The machinery is expected to have an economic life of six years, after which time it
will have an expected residual value of $210 000. There is a bargain purchase option that
Burt Ltd will be able to exercise at the end of the fifth year for $280 000.
There are to be five annual payments of $350 000, the first being made on 30 June
2016. Included within the $350 000 lease payments is an amount of $35 000 representing
payment to the lessor for the insurance and maintenance of the equipment. The equipment
is to be depreciated on a straight-line basis.
REQUIRED
(a) Determine the rate of interest implicit in the lease and calculate the present value of
the minimum lease payments. LO 11.8
(b) Prepare the journal entries in the books of Burt Ltd for the years ending 30 June 2016
and 30 June 2017. LO 11.3, 11.6, 11.7, 11.8
(c) Prepare the portion of the statement of financial position for the year ending 30 June
2017 relating to the lease asset and lease liability. LO 11.4, 11.7
(d) Prepare the journal entries of Burt Ltd for the years ending 30 June 2016 and 30 June
2017 assuming that Burt Ltd classifies the lease as an operating lease.

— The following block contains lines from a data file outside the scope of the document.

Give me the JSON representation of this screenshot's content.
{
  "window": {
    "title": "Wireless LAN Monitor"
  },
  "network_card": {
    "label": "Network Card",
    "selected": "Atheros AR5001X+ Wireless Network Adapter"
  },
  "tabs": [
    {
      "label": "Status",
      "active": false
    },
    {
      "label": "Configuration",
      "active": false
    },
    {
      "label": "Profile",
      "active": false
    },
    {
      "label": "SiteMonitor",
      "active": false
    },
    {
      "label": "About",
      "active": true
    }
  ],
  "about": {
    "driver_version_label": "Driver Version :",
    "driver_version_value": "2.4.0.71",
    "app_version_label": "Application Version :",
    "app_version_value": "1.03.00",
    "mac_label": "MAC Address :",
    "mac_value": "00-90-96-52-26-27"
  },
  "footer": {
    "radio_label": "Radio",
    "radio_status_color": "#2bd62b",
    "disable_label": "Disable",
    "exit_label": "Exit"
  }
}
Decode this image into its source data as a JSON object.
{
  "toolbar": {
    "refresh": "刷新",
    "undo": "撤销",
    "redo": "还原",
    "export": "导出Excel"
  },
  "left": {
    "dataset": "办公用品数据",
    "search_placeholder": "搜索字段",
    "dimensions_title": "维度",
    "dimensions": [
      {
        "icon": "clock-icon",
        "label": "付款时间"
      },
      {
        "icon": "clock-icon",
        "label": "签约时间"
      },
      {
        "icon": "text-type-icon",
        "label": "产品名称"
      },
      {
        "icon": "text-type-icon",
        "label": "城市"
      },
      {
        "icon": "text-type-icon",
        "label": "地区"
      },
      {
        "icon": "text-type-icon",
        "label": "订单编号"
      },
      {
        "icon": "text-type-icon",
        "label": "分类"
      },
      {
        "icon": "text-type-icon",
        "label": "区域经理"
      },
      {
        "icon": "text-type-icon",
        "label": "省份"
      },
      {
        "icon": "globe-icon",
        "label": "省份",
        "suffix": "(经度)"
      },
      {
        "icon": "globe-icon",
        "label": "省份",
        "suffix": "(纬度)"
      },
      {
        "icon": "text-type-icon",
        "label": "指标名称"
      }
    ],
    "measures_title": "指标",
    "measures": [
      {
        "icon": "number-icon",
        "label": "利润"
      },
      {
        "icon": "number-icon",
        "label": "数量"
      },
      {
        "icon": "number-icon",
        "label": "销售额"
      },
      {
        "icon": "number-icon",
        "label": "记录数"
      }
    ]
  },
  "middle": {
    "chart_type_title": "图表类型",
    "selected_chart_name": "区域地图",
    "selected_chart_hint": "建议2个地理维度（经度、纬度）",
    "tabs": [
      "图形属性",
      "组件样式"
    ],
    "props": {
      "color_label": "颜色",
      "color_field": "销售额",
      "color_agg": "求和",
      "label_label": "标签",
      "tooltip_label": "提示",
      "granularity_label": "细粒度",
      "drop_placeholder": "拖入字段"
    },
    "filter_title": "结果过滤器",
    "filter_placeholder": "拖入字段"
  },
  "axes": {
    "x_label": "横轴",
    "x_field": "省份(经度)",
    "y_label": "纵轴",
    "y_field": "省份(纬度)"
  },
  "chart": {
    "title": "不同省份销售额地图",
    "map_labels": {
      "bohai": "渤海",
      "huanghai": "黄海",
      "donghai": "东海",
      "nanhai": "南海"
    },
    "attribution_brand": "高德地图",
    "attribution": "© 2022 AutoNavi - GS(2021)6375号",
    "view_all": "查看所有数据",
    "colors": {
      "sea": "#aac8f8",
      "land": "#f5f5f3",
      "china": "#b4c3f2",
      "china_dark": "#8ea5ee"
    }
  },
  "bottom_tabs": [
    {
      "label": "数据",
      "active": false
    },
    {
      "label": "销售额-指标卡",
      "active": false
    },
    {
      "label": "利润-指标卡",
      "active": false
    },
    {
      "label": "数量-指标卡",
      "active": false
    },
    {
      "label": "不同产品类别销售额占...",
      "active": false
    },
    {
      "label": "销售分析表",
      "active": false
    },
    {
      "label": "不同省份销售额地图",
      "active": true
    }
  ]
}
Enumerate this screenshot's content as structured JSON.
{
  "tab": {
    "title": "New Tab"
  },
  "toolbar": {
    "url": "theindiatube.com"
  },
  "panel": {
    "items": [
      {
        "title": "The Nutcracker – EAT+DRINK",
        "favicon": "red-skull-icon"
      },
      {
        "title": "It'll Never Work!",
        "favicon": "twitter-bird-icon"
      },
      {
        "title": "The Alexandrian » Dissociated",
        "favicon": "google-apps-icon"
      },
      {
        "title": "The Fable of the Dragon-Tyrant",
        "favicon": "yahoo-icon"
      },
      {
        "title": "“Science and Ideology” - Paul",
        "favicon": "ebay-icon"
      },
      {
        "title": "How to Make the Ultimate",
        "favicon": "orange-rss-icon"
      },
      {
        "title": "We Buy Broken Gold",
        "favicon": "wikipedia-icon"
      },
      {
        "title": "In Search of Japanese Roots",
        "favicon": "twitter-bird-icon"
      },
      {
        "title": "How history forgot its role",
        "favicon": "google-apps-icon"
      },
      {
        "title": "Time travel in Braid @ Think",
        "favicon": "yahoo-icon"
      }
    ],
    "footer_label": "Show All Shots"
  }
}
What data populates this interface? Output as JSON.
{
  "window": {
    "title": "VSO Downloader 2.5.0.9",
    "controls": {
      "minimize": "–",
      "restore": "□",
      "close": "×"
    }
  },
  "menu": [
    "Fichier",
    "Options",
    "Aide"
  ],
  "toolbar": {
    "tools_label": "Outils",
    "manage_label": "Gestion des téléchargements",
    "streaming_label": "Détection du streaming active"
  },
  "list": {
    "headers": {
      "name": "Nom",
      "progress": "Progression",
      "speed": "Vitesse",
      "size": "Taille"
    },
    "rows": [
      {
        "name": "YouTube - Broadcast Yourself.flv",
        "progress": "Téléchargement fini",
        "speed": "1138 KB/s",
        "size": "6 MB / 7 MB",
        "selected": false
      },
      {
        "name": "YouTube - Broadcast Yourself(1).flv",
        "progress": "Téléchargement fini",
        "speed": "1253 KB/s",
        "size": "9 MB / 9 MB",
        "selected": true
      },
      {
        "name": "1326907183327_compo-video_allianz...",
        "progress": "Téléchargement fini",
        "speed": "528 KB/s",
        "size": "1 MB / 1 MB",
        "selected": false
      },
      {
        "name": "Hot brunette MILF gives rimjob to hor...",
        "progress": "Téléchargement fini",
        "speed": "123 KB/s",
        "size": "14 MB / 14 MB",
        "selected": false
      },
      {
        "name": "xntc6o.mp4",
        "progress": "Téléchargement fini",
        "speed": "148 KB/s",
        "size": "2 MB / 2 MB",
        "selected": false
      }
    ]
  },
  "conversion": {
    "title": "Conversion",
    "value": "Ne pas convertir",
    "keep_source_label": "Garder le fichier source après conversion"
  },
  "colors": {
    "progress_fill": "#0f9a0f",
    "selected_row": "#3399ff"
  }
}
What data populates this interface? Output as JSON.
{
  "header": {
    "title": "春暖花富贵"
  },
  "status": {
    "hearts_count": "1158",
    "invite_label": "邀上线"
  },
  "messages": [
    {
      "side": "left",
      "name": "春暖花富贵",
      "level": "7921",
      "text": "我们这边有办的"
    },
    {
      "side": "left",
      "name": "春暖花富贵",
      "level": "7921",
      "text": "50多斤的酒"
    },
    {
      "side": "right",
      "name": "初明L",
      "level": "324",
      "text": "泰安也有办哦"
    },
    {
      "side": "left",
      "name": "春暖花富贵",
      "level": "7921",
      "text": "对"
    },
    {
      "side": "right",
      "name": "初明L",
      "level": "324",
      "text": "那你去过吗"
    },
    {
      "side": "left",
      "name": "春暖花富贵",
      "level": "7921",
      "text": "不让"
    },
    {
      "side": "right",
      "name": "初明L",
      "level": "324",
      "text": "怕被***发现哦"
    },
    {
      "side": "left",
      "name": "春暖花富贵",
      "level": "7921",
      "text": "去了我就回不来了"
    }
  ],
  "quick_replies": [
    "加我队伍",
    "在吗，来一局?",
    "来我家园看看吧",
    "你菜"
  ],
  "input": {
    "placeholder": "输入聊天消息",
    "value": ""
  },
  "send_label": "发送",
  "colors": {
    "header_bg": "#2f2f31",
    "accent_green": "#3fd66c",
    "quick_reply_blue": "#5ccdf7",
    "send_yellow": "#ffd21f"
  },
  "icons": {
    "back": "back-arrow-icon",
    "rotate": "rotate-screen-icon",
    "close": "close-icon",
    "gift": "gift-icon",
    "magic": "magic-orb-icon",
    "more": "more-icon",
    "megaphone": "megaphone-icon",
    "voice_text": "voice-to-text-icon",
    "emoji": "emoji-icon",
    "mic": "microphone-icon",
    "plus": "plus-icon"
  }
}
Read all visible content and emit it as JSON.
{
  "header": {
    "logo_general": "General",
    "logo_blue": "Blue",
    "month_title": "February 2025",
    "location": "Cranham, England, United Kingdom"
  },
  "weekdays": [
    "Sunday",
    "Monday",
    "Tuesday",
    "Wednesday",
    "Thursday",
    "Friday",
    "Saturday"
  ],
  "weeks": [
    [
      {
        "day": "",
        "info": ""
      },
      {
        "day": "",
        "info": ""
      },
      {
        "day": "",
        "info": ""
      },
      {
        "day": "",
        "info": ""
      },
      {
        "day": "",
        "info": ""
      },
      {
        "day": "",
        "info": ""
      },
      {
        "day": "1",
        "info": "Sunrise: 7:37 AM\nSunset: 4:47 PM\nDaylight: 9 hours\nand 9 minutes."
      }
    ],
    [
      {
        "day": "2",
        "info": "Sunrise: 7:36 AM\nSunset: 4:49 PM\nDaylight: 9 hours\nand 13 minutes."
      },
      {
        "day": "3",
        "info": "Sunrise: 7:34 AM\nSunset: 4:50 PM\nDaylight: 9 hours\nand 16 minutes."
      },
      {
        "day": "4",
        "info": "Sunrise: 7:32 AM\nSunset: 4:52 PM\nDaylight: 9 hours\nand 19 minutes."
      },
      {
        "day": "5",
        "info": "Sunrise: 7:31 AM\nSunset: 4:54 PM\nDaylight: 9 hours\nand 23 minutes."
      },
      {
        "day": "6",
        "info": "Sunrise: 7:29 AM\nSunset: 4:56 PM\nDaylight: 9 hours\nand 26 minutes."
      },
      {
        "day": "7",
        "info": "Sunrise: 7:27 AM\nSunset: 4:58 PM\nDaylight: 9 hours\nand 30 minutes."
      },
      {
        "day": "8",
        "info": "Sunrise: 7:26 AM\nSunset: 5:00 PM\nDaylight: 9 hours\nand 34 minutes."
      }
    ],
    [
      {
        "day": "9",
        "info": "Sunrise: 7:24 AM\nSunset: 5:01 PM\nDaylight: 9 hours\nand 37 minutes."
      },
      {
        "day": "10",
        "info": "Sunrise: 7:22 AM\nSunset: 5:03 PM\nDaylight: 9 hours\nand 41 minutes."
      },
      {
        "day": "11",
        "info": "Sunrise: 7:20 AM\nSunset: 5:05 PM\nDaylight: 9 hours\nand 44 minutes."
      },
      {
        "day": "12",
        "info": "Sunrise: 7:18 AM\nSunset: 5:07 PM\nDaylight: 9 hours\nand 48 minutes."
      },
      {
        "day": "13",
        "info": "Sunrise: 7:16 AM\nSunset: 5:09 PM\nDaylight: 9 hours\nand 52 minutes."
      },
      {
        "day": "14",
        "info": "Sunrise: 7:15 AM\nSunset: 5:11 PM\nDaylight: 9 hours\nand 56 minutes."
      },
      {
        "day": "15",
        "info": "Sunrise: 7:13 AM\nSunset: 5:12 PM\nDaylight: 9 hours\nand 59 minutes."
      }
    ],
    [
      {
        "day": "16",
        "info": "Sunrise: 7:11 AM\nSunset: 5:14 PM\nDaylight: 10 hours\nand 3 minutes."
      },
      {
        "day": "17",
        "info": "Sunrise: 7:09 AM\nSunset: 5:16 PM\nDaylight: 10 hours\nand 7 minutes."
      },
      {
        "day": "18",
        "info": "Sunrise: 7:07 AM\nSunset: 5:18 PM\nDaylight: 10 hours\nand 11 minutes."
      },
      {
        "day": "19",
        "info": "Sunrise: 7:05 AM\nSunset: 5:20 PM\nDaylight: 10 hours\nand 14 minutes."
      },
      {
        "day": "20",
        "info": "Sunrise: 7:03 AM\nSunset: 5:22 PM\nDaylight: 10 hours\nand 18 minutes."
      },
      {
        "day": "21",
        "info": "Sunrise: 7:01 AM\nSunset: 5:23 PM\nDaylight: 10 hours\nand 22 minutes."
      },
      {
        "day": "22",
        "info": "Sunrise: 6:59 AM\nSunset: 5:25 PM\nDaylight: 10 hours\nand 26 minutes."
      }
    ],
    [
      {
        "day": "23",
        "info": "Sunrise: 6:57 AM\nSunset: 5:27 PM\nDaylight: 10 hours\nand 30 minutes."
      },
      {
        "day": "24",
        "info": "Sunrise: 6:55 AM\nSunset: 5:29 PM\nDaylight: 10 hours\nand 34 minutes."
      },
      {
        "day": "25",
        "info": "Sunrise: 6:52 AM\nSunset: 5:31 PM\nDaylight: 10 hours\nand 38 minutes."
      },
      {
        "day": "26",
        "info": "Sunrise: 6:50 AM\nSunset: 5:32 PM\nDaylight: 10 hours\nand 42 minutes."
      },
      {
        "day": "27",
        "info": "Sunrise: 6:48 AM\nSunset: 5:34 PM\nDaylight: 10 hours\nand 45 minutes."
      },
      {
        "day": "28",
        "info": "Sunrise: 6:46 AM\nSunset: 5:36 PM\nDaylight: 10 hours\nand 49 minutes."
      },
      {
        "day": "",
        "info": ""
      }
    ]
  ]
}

15 On 1 July 2015, Iselin Ltd signs a non-cancellable agreement to lease land and a building
from Weber Ltd. The lease agreement requires seven annual payments of $375 000, with
the first payment being made on 30 June 2016. Within each of these payments $25 000
represents a payment to Weber Ltd for rates and maintenance of the property. The building
is expected to have a life of only nine years, after which time it will have no salvage value.
At 1 July 2015 the land and building have a fair value of $588 160 and $1 372 370
respectively. The building is expected to have a value (unguaranteed by the lessee) of $500
000 at the end of year 7. The rate of interest implicit in the lease is 10 per cent.
REQUIRED
(a) Prove that the rate of interest implicit in the lease is 10 per cent. LO 11.8
(b) Allocate the lease payments between the land and building. LO 11.6, 11.7, 11.12
(c) Provide the journal entries for the years ending 30 June 2016 and 30 June 2017 for
Iselin Ltd. LO 11.3, 11.5, 11.6, 11.7, 11.8, 11.12
(d) Provide the journal entries for the years ending 30 June 2016 and 30 June 2017 for
Weber Ltd.
22 Deliveries Ltd leased a truck from a truck dealer, City Vans Ltd. City Vans Ltd acquired
the truck at a cost of $180 000. The truck will be painted with Deliveries Ltds logo and
advertising and the cost of repainting the truck to make it suitable for another owner four
years later is estimated to be $40 000. Deliveries Ltd plans to keep the truck after the lease
but has not made any commitment to the lessor to purchase it. The terms of the lease are as
follows:
Date of entering lease: 1 July 2015.
Duration of lease: four years.
Life of leased asset: five years, after which it will have no residual value.
Lease payments: $100 000 at the end of each year.
Interest rate implicit in the lease: 10 per cent.
Unguaranteed residual: $50 000.

Fair value of truck at inception of the lease: $351 140.


REQUIRED
(a) Demonstrate that the interest rate implicit in the lease is 10 per cent. LO 11.8
(b) Prepare the journal entries to account for the lease transaction in the books of the
lessor, City Vans Ltd, at 1 July 2015 and 30 June 2016. LO 11.6, 11.7, 11.8, 11.10
(c) Prepare the journal entries to account for the lease transaction in the books of the
lessee, Deliveries Ltd, at 1 July 2015 and 30 June 2016. LO 11.6, 11.7, 11.8
(d) On 30 June 2019 Deliveries Ltd pays the residual of $50 000 and purchases the truck.
Prepare all journal entries in the books of Deliveries Ltd for 30 June 2019 in relation
to the termination of the lease and the purchase of the truck.